“She’s suffocating.”

“Let her.”

Lennon, looking up, her face screwed with pain, saw that Dante had come to stand behind Eileen’s chair. He braced his hands on her shoulders, hunched over slightly, his figure backlit by the lamp. He lowered his lips to Eileen’s ear. Said something that Lennon couldn’t hear. But whatever it was made Eileen stiffen in her chair, her hold on Lennon slackening, then releasing completely. Lennon, gasping and trembling with pain, cowered on the floor.

Eileen stood then and stepped over Lennon as she made for the bedroom door. “I look forward to seeing you at the start of our next semester.”

When Eileen wasgone, Dante helped Lennon off the floor and downstairs. Lennon caught a glimpse of his son—emerging from the dark of the foyer—and blacked out. She came to minutes later, strapped into the passenger seat of Dante’s car. It was dark, and they were driving through the thickly forested back roads that snaked along the coast.

“How did it start between you two?” she asked in a small voice.

Dante’s hands tightened, bloodless, around the steering wheel. “You should rest.”

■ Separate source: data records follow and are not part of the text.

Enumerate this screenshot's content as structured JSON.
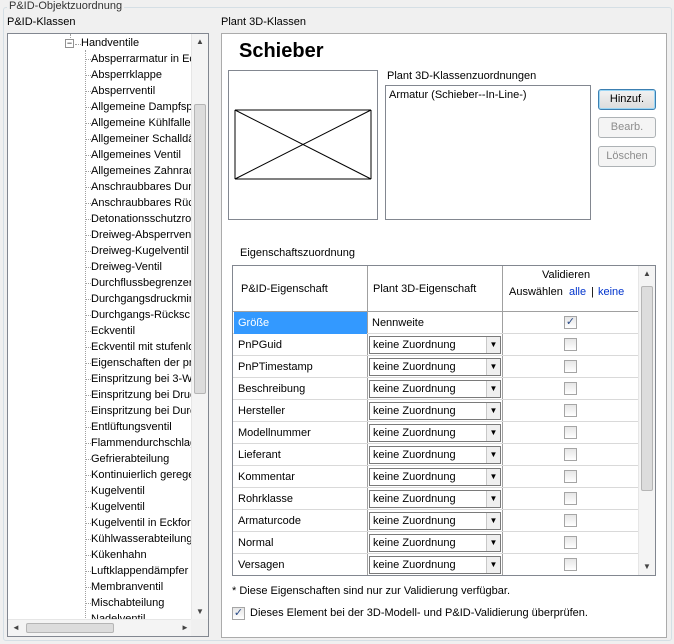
{
  "group": {
    "title": "P&ID-Objektzuordnung"
  },
  "left": {
    "header": "P&ID-Klassen",
    "parent_node": "Handventile",
    "items": [
      "Absperrarmatur in Ec",
      "Absperrklappe",
      "Absperrventil",
      "Allgemeine Dampfspe",
      "Allgemeine Kühlfalle",
      "Allgemeiner Schalldä",
      "Allgemeines Ventil",
      "Allgemeines Zahnrad",
      "Anschraubbares Dur",
      "Anschraubbares Rüc",
      "Detonationsschutzrol",
      "Dreiweg-Absperrvent",
      "Dreiweg-Kugelventil",
      "Dreiweg-Ventil",
      "Durchflussbegrenzer",
      "Durchgangsdruckmir",
      "Durchgangs-Rücksc",
      "Eckventil",
      "Eckventil mit stufenlo",
      "Eigenschaften der pr",
      "Einspritzung bei 3-We",
      "Einspritzung bei Druc",
      "Einspritzung bei Durc",
      "Entlüftungsventil",
      "Flammendurchschlag",
      "Gefrierabteilung",
      "Kontinuierlich gerege",
      "Kugelventil",
      "Kugelventil",
      "Kugelventil in Eckfor",
      "Kühlwasserabteilung",
      "Kükenhahn",
      "Luftklappendämpfer",
      "Membranventil",
      "Mischabteilung",
      "Nadelventil"
    ]
  },
  "right": {
    "header": "Plant 3D-Klassen",
    "title": "Schieber",
    "mapping_label": "Plant 3D-Klassenzuordnungen",
    "mapping_items": [
      "Armatur (Schieber--In-Line-)"
    ],
    "buttons": {
      "add": "Hinzuf.",
      "edit": "Bearb.",
      "delete": "Löschen"
    },
    "props_label": "Eigenschaftszuordnung",
    "grid": {
      "col1": "P&ID-Eigenschaft",
      "col2": "Plant 3D-Eigenschaft",
      "col3_title": "Validieren",
      "col3_select": "Auswählen",
      "col3_all": "alle",
      "col3_sep": "|",
      "col3_none": "keine",
      "rows": [
        {
          "name": "Größe",
          "value": "Nennweite",
          "checked": true,
          "selected": true,
          "combo": false
        },
        {
          "name": "PnPGuid",
          "value": "keine Zuordnung",
          "checked": false,
          "selected": false,
          "combo": true
        },
        {
          "name": "PnPTimestamp",
          "value": "keine Zuordnung",
          "checked": false,
          "selected": false,
          "combo": true
        },
        {
          "name": "Beschreibung",
          "value": "keine Zuordnung",
          "checked": false,
          "selected": false,
          "combo": true
        },
        {
          "name": "Hersteller",
          "value": "keine Zuordnung",
          "checked": false,
          "selected": false,
          "combo": true
        },
        {
          "name": "Modellnummer",
          "value": "keine Zuordnung",
          "checked": false,
          "selected": false,
          "combo": true
        },
        {
          "name": "Lieferant",
          "value": "keine Zuordnung",
          "checked": false,
          "selected": false,
          "combo": true
        },
        {
          "name": "Kommentar",
          "value": "keine Zuordnung",
          "checked": false,
          "selected": false,
          "combo": true
        },
        {
          "name": "Rohrklasse",
          "value": "keine Zuordnung",
          "checked": false,
          "selected": false,
          "combo": true
        },
        {
          "name": "Armaturcode",
          "value": "keine Zuordnung",
          "checked": false,
          "selected": false,
          "combo": true
        },
        {
          "name": "Normal",
          "value": "keine Zuordnung",
          "checked": false,
          "selected": false,
          "combo": true
        },
        {
          "name": "Versagen",
          "value": "keine Zuordnung",
          "checked": false,
          "selected": false,
          "combo": true
        }
      ]
    },
    "footnote": "* Diese Eigenschaften sind nur zur Validierung verfügbar.",
    "validate_checkbox": {
      "label": "Dieses Element bei der 3D-Modell- und P&ID-Validierung überprüfen.",
      "checked": true
    }
  }
}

“No,” said Lennon. “None of that. Don’t patronize me. I want the truth. Why didn’t you tell me you had a child?”

“I intended to…when the time was right.”

Lennon couldn’t tell if that was a lie. She was beginning to question whether she’d ever been able to tell. If any of her reads on him were reliable. If she even knew the man sitting next to her at all. “How did it start between you two?”

“Do you really want to—”

“Yes,” said Lennon, cutting him off. “How did it start?”

“Same way it started with us. Only I was the student, she the advisor.”

So this was the real source of his reluctance. Lennon had sensed it was something more than the usual trepidation but had not put the pieces together until now. Dante himself had been in a relationship like this one, and if his tortured expression was any indication at all, he’d suffered for it.

Lennon didn’t want to ask the question that followed. But some dark suspicion prompted her to ask it anyway. “How old were you when it first began?”

“Lennon—”

“How old, Dante?” Lennon said this gently, afraid that she might wound him.

“I was turning sixteen.”

“So you were fifteen?” Jesus Christ, she thought, he was a baby. Just a child himself. Younger even than the son he had now, by the looks of it. The idea of it filled her with revulsion and rage on his behalf.

Lennon didn’t want to ask the question that came next. A part of her felt like she had no place to. But she had to know—after seeing them together, the way Dante had held Eileen’s shoulders—she had to have an answer, even if it broke her to bits. “Are you…still with her?”

“Lennon, you have to understand—”

“Just answer the question,” she said, her voice breaking a little with the effort of both trying to be gentle and holding back her tears. “I need to know. When was the last time you were, you know, together?”

A muscle in Dante’s jaw jumped and spasmed. “Six months ago.”

“So since you’ve known me?”

“Yes.”

Lennon felt like she might fall through the floor of the car. “Do you love her?”

“She’s the mother of my son.”

A gaping silence opened like a wound between them.

“Are you going to…keep being with her?”

He kept his eyes on the road. “I don’t want to. I haven’t wanted to since you and I…began. Maybe since before that, even.”